11-28-2015, 07:55 PM
(This post was last modified: 01-10-2016, 12:14 AM by Nathan Ross.)
(11-28-2015, 05:41 PM)Renatus Wrote: There is probably an element of rhetoric in this
I think so, and a 'barbarian' trope too. 'Flying to arms' is what barbarians do, being very impulsive and reckless people...
Tacitus's account is highly dramatic, and, I believe, compresses events to add further drama. An uprising of this scale would have taken a considerable period of time to arrange and set in motion.
In fact, as I've suggested before, perhaps Tacitus's dramatic compression of events creates the misapprehension that Paulinus only learned of the revolt after the sack of Colchester, and therefore would not have had time to march his army down to London.
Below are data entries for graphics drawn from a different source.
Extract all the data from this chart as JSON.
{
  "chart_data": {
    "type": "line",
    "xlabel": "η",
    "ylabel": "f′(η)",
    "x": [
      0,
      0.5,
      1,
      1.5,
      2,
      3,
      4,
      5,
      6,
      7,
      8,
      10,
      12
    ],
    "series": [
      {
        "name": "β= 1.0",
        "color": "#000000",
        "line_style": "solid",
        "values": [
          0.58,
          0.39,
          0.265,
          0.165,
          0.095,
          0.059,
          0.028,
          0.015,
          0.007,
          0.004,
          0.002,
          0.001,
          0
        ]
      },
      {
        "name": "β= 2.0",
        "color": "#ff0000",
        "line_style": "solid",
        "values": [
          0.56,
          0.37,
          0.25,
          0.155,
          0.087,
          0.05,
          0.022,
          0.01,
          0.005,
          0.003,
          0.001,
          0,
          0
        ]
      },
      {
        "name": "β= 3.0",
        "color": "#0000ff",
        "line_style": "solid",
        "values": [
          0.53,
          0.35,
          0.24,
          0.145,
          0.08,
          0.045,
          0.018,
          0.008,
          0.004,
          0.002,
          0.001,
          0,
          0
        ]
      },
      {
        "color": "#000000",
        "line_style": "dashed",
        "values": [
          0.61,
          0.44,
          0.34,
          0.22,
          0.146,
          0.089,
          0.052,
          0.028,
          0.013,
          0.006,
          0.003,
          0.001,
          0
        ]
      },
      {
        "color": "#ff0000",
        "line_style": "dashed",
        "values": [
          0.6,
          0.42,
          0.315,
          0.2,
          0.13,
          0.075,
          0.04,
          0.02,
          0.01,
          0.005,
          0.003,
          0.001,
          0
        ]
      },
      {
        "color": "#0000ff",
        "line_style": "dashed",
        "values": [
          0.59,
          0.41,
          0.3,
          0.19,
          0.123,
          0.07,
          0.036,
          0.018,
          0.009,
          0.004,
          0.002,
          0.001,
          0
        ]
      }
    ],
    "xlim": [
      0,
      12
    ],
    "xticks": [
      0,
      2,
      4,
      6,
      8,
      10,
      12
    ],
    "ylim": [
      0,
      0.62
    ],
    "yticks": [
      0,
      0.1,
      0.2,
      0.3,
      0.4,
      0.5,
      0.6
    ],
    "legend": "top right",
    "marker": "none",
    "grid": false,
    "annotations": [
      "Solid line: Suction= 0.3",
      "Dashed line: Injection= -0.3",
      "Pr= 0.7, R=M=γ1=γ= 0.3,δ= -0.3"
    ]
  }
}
And from that comes the idea of the 'cavalry dash' and the notion that the battle must have been somewhere in the Midlands...
(11-28-2015, 05:41 PM)Renatus Wrote: until they were all able to return to their homes victorious.
Agreed - although I still think they would have needed to head home in the autumn to plant winter crops, whether Paulinus was defeated or not. The Iceni and others would not have wanted entirely to abandon their ancestral homelands and miss an entire year's planting.
(11-27-2015, 10:16 PM)Theoderic Wrote: Prasutugus died in AD59 and the revolt did not happen until the summer of AD60
Tacitus is very clear that the revolt happened in AD61!